In short, instead of trying to fix these vulnerable Middle Earth states from outside while climate change continues to batter them worse and worse, we adopt them, bringing them inside from the heat, so to speak. We absorb them into our pooled sovereignty (just like the EU and NATO did for Eastern Europe) and, on that basis, let our usual greedy capitalist impulses make the best of their situations as quickly as possible.
You will say, how brutal! How imperialistic! But is anyone of the opinion that a Honduras, say, is poised to succeed on some combination of its own and foreign aid as conditions worsen dramatically?
So, show me a more realistic path in the time remaining before widespread state failure unfolds across Middle Earth. If this whole deal ain’t going to be about investors getting acceptable returns, then we’re hoping those states will survive on the kindness of strangers — or just less-scrupulous and more authoritarian purveyors of the same strategy (like China), just delivered differently.
I see the choice for these vulnerable states being:
Go it alone and fail to the point of state dissolution (and, if you’re lucky, state absorption by a neighboring greater power after that fact)
Hope for foreign aid that will always be too little and too late, ultimately succumbing to paths #1 or #3.
Go with China’s development model with the understanding that Beijing will impose social-control technologies via your local government that is highly incentivized (or just bribed) to play along, hoping the Chinese won’t squeeze you dry like some Mafia scheme and then drop the corpse of your body politic on the side of the road as it moves one to another target.
Sign up for state accession (or some combination of lesser variants, like currency union, free-movement union, free-trade union, investment union, etc.) with the US and friends and find yourselves exploitatively sucked into the America Dream and all the personal and political stressors that can bring — along with state survival under humane conditions.
Honestly, which sounds more plausibly advantageous to the locals long-term?
I mean, do you see climate migrants beating a path to China? I don’t. I see them swarming toward the EU and the US.
Again, my investment-climate approach only works if those actors see a profitable long-term path. If you think the Chinese are thinking any differently — or more generously, then I think you need to lay off the recreational pot.
America is not the great, soon-to-be White majority-minority hope for the entirety of Middle Earth. We really only make sense for Latin America and the Caribbean. Africa is Europe’s and Asia’s to figure out, and the southern Asian rimlands are for that sphere’s superpowers (China and India by far, Russia largely at their hands) to manage.
I know, I know.

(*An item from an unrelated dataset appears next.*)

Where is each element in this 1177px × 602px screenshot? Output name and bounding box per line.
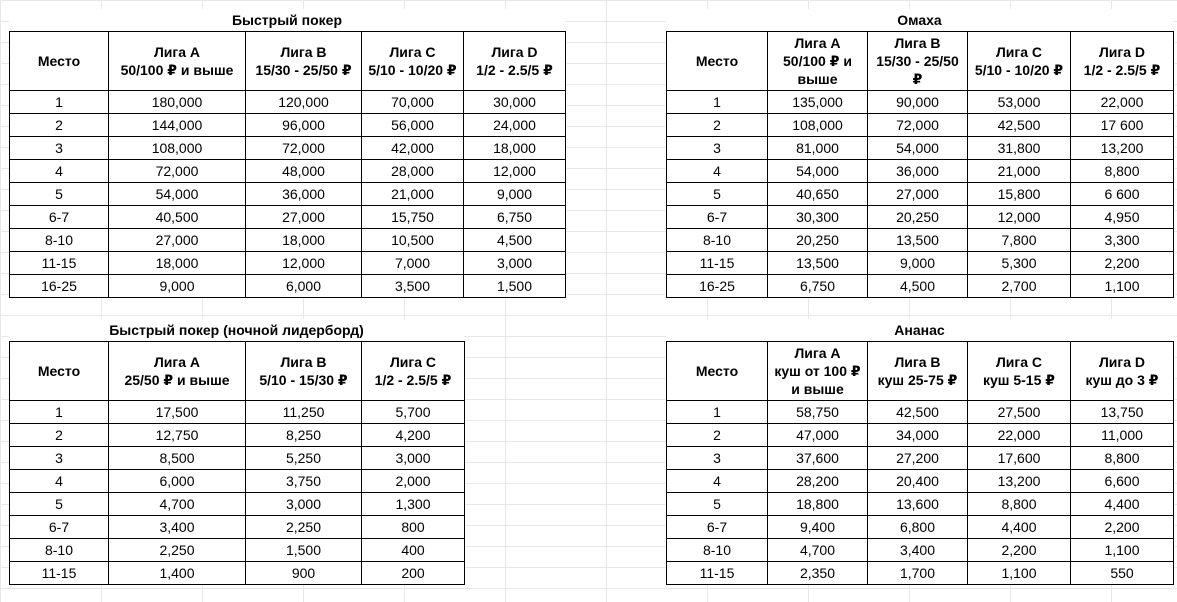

How can I possibly broach some hemispheric concerns when America’s national security establishment is gearing up in collective response to Ukraine, the Middle East, and our much anticipated (and oftentimes already scheduled) “WWIII” with China?
Look around you.
Our immigration crisis plays bigger domestically than any of those conflicts, individually or collectively. We are not a nation ready to sign up for decades-long Cold Wars or a return to the Mideast’s “forever wars.” Our aged Boomers and aging Xs might be willing to go another time around that block, but our Millennials and Zs are becoming increasingly fixated on addressing the larger, system-level threat that is climate change.
Thus it is time we start discussing realistic approaches to what must come next.
That is my mission in the time I have remaining. I simply owe it my kids.
Get busy adding starts or get busy losing them. That is the climate redemption.